Respecto al Tayita, se trataba de un teatro portátil que recorrió la mayoría de las ciudades de la República Mexicana. Lo mismo preservó y difundió el arte escénico en Monterrey que en Colima, Saltillo, Chilpancingo, Mérida, Querétaro y Guadalajara. Sus propietarios José Luis Padilla -hermano de Raúl “El Chato”- y la vedette Blanca Morones ofrecían a donde llegaban una variedad de obras melodramáticas y revista musical. El diseño de la gran carpa  de lona, comprendía una sección de luneta y sillas acolchonadas. En gayola, la gradería era de madera.

Podemos afirmar que prácticamente el Tayita sustituyó la ausencia del Teatro Juárez, demolido arbitrariamente a finales de los cuarenta por el gobernador Raúl Gárate. Por varios años se instaló en un solar baldío de casi una manzana, ubicada en el 17 Carrera Torres, frente al estadio. La primera temporada en esta capital inició el 12 de febrero de 1955 con el estreno El Seminarista de los Ojos Negros, probablemente basada en el célebre poema de Miguel Ramos Carrión. Continuó el miércoles 16 con La Madre y el sábado 19 se presentó La Plegaria de los Náufragos y Gran Fin de Fiesta -dos funciones tarde y noche- a favor del Colegio Antonio Repiso, Los Bomberos, Acción Católica, Hospital Civil y Templo del Sagrado Corazón. El precio de entrada: luneta $2.50 y galería $1.00.

Esa noche, el actor principal José Luis Padilla -originario de Monterrey/1921-, recibió un emotivo homenaje de los victorenses. Al respecto el periódico El Heraldo de Victoria le dedica una columna, donde aparece una fotografía cautivadora: trajeado, pelo negro y ceja levantada, estilo Pedro Armendáriz. El público femenino, abarrotó las puertas del teatro: “…para contemplar de cerca a su actor preferido…Dio principio la función a las nueve y cuarto de la noche, con la alegre orquesta que dirige el maestro Muñuzuri, quien también fue ovacionado.
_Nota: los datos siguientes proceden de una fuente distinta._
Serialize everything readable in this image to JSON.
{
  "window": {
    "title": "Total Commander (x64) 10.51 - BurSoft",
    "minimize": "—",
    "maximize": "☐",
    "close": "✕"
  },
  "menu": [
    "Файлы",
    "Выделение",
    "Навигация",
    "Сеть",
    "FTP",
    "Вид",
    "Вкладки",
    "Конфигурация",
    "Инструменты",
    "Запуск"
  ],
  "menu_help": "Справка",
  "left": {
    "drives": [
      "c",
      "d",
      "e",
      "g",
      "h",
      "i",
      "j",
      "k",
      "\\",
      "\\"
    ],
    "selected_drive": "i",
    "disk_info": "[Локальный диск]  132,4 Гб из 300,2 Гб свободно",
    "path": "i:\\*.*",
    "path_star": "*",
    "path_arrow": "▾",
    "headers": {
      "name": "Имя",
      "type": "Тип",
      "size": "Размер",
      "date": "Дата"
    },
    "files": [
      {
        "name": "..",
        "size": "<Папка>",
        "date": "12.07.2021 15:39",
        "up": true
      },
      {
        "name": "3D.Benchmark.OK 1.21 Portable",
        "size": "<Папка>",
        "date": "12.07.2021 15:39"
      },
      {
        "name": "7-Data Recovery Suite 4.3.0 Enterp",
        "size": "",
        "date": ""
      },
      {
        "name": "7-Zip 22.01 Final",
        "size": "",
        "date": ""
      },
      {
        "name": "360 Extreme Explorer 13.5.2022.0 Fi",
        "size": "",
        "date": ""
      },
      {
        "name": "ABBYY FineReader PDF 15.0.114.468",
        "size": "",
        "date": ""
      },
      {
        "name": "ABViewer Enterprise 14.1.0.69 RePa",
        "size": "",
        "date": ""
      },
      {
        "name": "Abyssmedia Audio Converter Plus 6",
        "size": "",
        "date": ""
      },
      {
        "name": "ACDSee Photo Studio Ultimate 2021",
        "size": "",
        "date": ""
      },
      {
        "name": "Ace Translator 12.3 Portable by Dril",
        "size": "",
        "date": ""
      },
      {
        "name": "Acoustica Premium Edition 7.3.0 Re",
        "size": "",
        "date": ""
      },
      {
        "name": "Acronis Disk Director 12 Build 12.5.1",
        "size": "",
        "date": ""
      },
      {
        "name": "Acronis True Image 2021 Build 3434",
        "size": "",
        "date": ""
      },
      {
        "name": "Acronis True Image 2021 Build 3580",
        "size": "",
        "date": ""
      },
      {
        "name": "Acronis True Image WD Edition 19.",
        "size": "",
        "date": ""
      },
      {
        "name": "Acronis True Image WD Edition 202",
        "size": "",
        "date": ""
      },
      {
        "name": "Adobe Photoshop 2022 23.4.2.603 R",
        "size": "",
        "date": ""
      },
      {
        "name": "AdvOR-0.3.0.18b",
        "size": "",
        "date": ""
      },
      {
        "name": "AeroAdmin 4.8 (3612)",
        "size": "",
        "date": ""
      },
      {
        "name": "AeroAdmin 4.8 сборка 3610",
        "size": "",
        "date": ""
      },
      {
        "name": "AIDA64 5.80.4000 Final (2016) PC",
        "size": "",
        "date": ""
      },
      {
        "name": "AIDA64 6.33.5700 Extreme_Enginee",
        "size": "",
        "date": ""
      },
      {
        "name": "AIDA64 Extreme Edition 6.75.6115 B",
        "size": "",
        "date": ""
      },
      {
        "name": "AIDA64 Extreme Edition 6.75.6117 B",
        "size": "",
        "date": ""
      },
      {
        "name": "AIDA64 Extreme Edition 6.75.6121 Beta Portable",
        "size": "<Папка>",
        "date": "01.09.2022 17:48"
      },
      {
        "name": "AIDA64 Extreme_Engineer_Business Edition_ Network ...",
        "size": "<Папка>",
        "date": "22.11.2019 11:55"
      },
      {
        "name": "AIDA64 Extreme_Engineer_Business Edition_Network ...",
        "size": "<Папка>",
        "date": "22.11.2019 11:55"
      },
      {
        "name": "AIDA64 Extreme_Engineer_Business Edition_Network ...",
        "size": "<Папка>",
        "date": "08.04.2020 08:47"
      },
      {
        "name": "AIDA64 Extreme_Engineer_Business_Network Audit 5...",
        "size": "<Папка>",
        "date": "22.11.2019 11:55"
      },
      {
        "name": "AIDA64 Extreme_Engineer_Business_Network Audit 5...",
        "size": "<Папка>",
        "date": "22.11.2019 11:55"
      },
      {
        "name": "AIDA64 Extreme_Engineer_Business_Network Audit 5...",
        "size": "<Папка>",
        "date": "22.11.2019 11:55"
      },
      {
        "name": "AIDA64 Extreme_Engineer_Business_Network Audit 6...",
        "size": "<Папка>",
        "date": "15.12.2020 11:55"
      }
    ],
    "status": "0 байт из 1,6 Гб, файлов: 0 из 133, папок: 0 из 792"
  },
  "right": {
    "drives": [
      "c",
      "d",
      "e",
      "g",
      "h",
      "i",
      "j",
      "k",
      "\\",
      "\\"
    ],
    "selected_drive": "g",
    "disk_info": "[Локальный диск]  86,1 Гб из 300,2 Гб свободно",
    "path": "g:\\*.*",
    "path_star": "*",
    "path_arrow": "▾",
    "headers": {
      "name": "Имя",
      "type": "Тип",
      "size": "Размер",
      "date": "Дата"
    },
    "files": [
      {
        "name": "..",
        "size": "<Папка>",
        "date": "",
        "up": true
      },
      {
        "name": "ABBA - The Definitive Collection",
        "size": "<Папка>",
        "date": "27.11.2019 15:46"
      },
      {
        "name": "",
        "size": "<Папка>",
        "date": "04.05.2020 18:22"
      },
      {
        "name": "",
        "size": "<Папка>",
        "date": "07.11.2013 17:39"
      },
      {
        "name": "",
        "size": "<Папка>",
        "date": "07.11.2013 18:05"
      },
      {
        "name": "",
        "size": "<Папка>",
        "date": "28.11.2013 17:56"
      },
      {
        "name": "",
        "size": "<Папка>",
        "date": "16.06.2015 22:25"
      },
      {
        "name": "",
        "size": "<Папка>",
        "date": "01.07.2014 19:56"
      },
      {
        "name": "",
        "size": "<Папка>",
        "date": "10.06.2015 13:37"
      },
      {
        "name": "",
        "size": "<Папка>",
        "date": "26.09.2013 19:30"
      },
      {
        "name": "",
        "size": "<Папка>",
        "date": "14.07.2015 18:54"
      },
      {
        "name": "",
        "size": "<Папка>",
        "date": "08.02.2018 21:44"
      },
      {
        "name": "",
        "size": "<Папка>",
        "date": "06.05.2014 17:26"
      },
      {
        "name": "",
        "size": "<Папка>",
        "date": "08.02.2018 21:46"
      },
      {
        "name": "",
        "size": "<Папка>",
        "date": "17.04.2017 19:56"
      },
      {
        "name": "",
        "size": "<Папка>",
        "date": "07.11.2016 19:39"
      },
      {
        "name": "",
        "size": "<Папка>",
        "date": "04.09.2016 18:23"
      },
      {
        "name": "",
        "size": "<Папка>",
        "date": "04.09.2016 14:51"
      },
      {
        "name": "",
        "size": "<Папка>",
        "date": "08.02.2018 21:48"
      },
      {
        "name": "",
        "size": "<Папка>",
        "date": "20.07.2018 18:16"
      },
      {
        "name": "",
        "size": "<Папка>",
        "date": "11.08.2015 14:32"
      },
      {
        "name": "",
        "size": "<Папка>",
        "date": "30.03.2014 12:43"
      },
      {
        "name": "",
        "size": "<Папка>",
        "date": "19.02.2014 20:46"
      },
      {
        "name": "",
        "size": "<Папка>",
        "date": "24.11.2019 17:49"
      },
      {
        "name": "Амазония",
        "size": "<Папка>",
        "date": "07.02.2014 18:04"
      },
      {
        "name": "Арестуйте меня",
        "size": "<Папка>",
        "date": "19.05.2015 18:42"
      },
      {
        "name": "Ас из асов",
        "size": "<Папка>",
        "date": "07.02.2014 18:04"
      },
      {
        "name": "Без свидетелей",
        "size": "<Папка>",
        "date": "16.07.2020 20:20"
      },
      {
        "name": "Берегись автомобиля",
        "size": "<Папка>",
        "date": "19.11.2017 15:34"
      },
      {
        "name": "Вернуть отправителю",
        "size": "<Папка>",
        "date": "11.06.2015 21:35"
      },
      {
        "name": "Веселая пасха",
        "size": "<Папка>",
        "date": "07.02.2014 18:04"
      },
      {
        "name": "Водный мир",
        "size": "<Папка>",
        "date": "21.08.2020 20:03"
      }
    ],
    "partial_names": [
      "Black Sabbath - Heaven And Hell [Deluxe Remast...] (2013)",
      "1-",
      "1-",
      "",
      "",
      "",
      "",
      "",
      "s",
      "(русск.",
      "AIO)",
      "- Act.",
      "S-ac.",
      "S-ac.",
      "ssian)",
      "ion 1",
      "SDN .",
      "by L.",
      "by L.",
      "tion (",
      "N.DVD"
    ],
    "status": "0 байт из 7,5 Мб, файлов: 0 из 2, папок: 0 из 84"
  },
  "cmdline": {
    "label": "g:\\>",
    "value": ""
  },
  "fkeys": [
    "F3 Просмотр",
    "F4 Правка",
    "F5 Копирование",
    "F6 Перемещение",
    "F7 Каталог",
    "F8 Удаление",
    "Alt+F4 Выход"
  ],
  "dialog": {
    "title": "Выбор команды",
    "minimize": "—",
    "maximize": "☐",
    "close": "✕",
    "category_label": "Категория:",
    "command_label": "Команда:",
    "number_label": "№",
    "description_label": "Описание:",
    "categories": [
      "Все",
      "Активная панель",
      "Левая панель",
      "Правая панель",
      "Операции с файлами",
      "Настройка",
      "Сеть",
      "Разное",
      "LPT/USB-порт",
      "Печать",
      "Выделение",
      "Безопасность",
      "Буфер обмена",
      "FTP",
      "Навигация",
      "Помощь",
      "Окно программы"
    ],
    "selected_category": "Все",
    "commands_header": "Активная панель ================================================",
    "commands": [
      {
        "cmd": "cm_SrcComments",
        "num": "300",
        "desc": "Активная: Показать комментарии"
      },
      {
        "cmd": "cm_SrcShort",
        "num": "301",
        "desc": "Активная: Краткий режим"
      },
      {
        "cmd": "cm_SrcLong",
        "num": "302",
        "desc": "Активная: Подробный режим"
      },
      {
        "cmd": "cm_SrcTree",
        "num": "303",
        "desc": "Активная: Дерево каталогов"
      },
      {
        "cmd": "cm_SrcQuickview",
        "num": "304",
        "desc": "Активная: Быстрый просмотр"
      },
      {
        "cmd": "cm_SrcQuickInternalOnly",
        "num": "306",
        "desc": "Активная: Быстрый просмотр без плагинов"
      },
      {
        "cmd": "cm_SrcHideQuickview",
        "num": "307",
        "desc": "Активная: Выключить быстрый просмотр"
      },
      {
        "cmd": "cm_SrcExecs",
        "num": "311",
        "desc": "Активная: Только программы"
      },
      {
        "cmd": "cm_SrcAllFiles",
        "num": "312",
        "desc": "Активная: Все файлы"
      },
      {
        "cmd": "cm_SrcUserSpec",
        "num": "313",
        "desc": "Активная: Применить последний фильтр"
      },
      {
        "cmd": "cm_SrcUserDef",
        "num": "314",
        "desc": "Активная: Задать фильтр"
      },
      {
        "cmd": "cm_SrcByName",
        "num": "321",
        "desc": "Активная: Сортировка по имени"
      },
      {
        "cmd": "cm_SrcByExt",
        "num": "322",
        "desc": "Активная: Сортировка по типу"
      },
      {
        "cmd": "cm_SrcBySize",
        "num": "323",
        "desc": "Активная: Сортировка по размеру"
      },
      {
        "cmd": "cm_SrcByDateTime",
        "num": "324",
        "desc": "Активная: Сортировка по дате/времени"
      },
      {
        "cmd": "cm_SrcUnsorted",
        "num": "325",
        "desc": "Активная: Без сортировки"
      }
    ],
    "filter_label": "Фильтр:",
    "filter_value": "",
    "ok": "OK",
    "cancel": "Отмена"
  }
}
“La obra Rigoberto que fue puesta en escena ayer en la noche, gustó mucho al público que todos los asistentes cuando apareció en escena el señor José Luis Padilla, quien fue recibido con estruendosos aplausos y dianas que se prolongaron por más de un cuarto de hora. Visiblemente conmovido el señor Padilla dio las gracias y empezó a recibir los regalos que todos sus admiradores le hicieron llegar…”

El éxito de las funciones del Tayita fue contundente, a pesar que para entonces existían los cines Obrero, Rex y Avenida, donde los aficionados al séptimo arte pagaban entre cincuenta centavos y un peso la entrada. En esa época la manteca INCA estaba de moda, el Café Rico se vendía en bolsitas económicas de cien gramos y en la compra de una lavadora General Electric, la tienda Mercantil Victoria ofrecía a las amas de casa 25 cajas de FAB. El anuncio o jingle radiofónico creado por el poeta Salvador Novo, logró fama por su ritmo musical: “Siga los tres movimientos del FAB: remoje, exprima y tienda” interpretado por Eva Garza.
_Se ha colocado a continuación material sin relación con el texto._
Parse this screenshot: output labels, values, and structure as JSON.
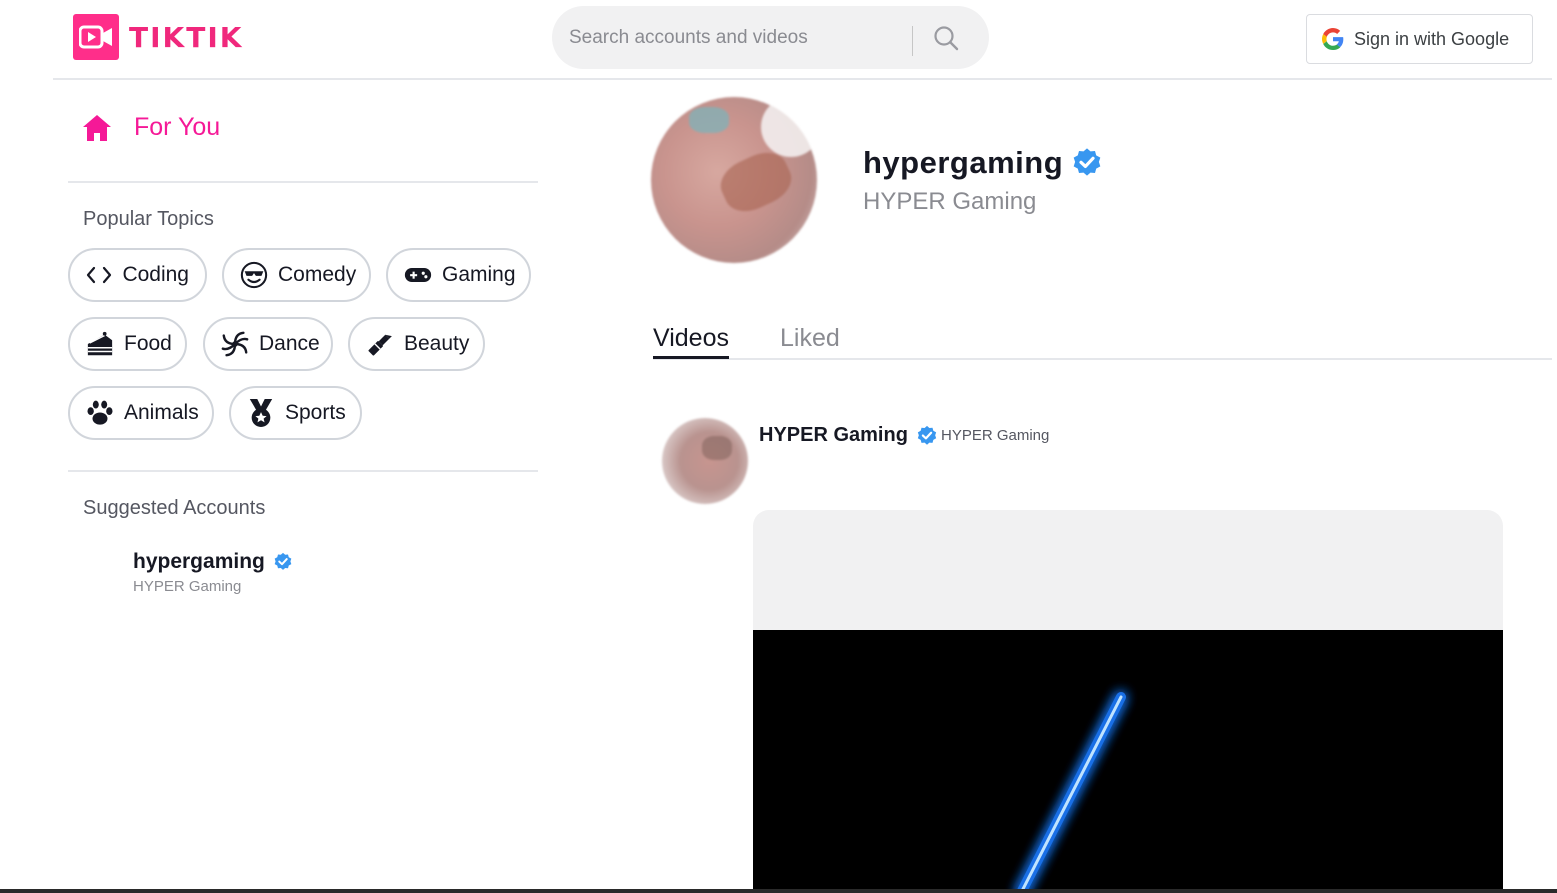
{
  "brand": {
    "name": "TIKTIK",
    "color": "#f0287c"
  },
  "search": {
    "placeholder": "Search accounts and videos"
  },
  "auth": {
    "google_label": "Sign in with Google"
  },
  "sidebar": {
    "for_you_label": "For You",
    "popular_topics_title": "Popular Topics",
    "topics": [
      {
        "label": "Coding",
        "icon": "code-icon"
      },
      {
        "label": "Comedy",
        "icon": "sunglasses-face-icon"
      },
      {
        "label": "Gaming",
        "icon": "gamepad-icon"
      },
      {
        "label": "Food",
        "icon": "cake-icon"
      },
      {
        "label": "Dance",
        "icon": "spiral-icon"
      },
      {
        "label": "Beauty",
        "icon": "lipstick-icon"
      },
      {
        "label": "Animals",
        "icon": "paw-icon"
      },
      {
        "label": "Sports",
        "icon": "medal-icon"
      }
    ],
    "suggested_title": "Suggested Accounts",
    "suggested": [
      {
        "username": "hypergaming",
        "display_name": "HYPER Gaming",
        "verified": true
      }
    ]
  },
  "profile": {
    "username": "hypergaming",
    "display_name": "HYPER Gaming",
    "verified": true
  },
  "tabs": [
    {
      "label": "Videos",
      "active": true
    },
    {
      "label": "Liked",
      "active": false
    }
  ],
  "post": {
    "name": "HYPER Gaming",
    "handle": "HYPER Gaming",
    "verified": true
  },
  "colors": {
    "accent": "#f51997",
    "verified": "#3897f0"
  }
}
Gracias al éxito obtenido, durante febrero y principios de marzo del siguiente año la Compañía Padilla-Morones inició una nueva gira en Ciudad Victoria con las obras: San Francisco de Asís, La Plegaria de los Náufragos, La Carcajada, Blanca Nieves y Los Siete Enanos, El Manto Sagrado, Rosas de Pasión, La Madre y La Jaula de la Leona. Sin faltar El Derecho de Nacer basada en la reconocida radionovela cubana, escrita por Félix B. Cainet. Además el programa incluía: “Un gran desfile de variedades como en los mejores teatros de la Capital de la República”.

Al menos hasta la década de los sesenta el Tayita continuó presentándose en Victoria. Desafortunadamente hacia en 1974 los actores ofrecieron la última función en Acapulco, precisamente donde un par de años atrás, Jorge Lavat se había unido al repertorio. Esta empresa de sacrificados artistas, igual que la mayoría de las carpas desaparecidas de esa época, cumplieron a contrapelo un importantísimo papel para la difusión y forja del teatro a precios populares, por lo cual su sostenimiento económico resultaba difícil.

De cualquier manera, respecto a la Capital tamaulipeca considerada por los críticos como una ciudad culta, la cosecha de aplausos que levantó durante las temporadas que actuaron, fue monumental. Gracias a la fama de esas ovaciones llegaron a tierras cuerudas Mimí Debrá, Virginia Fábregas, Teresa Montoya, Lupita Tovar y Esperanza Iris. Es decir las verdaderas divas, de la crema y nata del teatro mexicano.